Cracking the Beidou satellite Beauty Gao Xingxin became a microblogging hot search

Gao Xingxin was the first person to crack the coding rules used by the Galileo test satellite and the BeiDou generation of medium earth orbit satellites.

The U.S.-Japan summit just finished issuing a joint statement that attaches great importance to the security of the Taiwan Strait, and the military confrontation between the U.S. and China is taking shape, triggering national sentiments of discontent among mainland netizens against the U.S., as well as the former Tsinghua University professor who cracked the code of the Chinese Communist Party’s BeiDou satellite. Gao Xingxin, a talented woman who cracked the Chinese “BeiDou” satellite code, was once again called a “traitor” and became a hot search on Weibo recently.

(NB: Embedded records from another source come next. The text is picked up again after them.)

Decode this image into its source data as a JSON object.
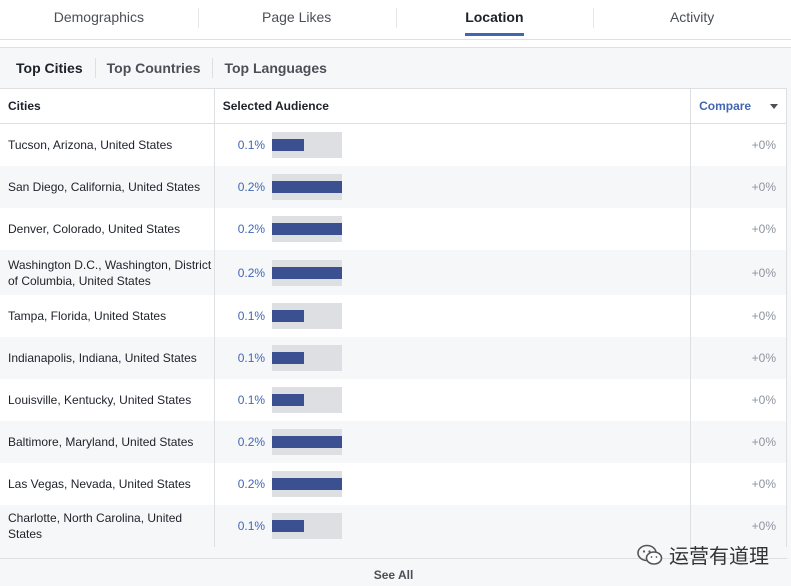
{
  "top_tabs": [
    {
      "label": "Demographics",
      "active": false
    },
    {
      "label": "Page Likes",
      "active": false
    },
    {
      "label": "Location",
      "active": true
    },
    {
      "label": "Activity",
      "active": false
    }
  ],
  "sub_tabs": [
    {
      "label": "Top Cities",
      "active": true
    },
    {
      "label": "Top Countries",
      "active": false
    },
    {
      "label": "Top Languages",
      "active": false
    }
  ],
  "table": {
    "headers": {
      "cities": "Cities",
      "audience": "Selected Audience",
      "compare": "Compare"
    },
    "rows": [
      {
        "city": "Tucson, Arizona, United States",
        "pct": "0.1%",
        "level": 0.1,
        "compare": "+0%"
      },
      {
        "city": "San Diego, California, United States",
        "pct": "0.2%",
        "level": 0.2,
        "compare": "+0%"
      },
      {
        "city": "Denver, Colorado, United States",
        "pct": "0.2%",
        "level": 0.2,
        "compare": "+0%"
      },
      {
        "city": "Washington D.C., Washington, District of Columbia, United States",
        "pct": "0.2%",
        "level": 0.2,
        "compare": "+0%"
      },
      {
        "city": "Tampa, Florida, United States",
        "pct": "0.1%",
        "level": 0.1,
        "compare": "+0%"
      },
      {
        "city": "Indianapolis, Indiana, United States",
        "pct": "0.1%",
        "level": 0.1,
        "compare": "+0%"
      },
      {
        "city": "Louisville, Kentucky, United States",
        "pct": "0.1%",
        "level": 0.1,
        "compare": "+0%"
      },
      {
        "city": "Baltimore, Maryland, United States",
        "pct": "0.2%",
        "level": 0.2,
        "compare": "+0%"
      },
      {
        "city": "Las Vegas, Nevada, United States",
        "pct": "0.2%",
        "level": 0.2,
        "compare": "+0%"
      },
      {
        "city": "Charlotte, North Carolina, United States",
        "pct": "0.1%",
        "level": 0.1,
        "compare": "+0%"
      }
    ]
  },
  "see_all": "See All",
  "watermark": {
    "text": "运营有道理",
    "icon": "wechat-icon"
  },
  "colors": {
    "accent": "#4267b2",
    "bar": "#3b5091",
    "track": "#dddfe2"
  }
}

Gao Xingxin is the first person to crack the coding rules used by the Galileo test satellites and the BeiDou generation of medium-earth orbit satellites. Originally from Harbin, Heilongjiang Province, she grew up in China and studied actuarial science at Tsinghua University before attending Stanford University in 2003, where she received her Ph. After receiving her doctorate, she decided to stay in the United States and changed her name to Grace.

In April 2007, China launched the first medium Earth orbit satellite belonging to its Beidou-1 system. Building on her previous successful technology, Xingxin Gao demodulated all three band frequencies (E2, E5b, E6) of the civil code broadcast on this M1 satellite, confirmed that all BeiDou-M1 codes were Gold codes, and deciphered that its code generator was a linear shift element return register.

She also applied these pseudo-garbled codes in a soft receiver to acquire and track BeiDou-M1 satellites.

In addition, during her doctoral studies at Stanford University, Xingxin Gao cracked the channel coding rules of the Communist Party’s BeiDou-2 positioning and navigation satellites, and subsequently published several papers and received recognition from the American Radio Committee for Aeronautics.

However, because Gao’s research involved the Chinese Communist Party’s cutting-edge defense technology industry, her findings were highly valued by the U.S. as an important tool in the fight against the Chinese Communist Party.

As a result, many Chinese netizens called Gao a “traitor” and were very unforgiving of her after the disclosure of the report. However, opponents of the CCP’s military expansion argue that Gao Xingxin’s approach helps to curb the CCP’s hegemony and contributes to the maintenance of international justice.

China’s Beidou satellite.

Gao Xingxin’s research has been honored by the U.S. scientific community.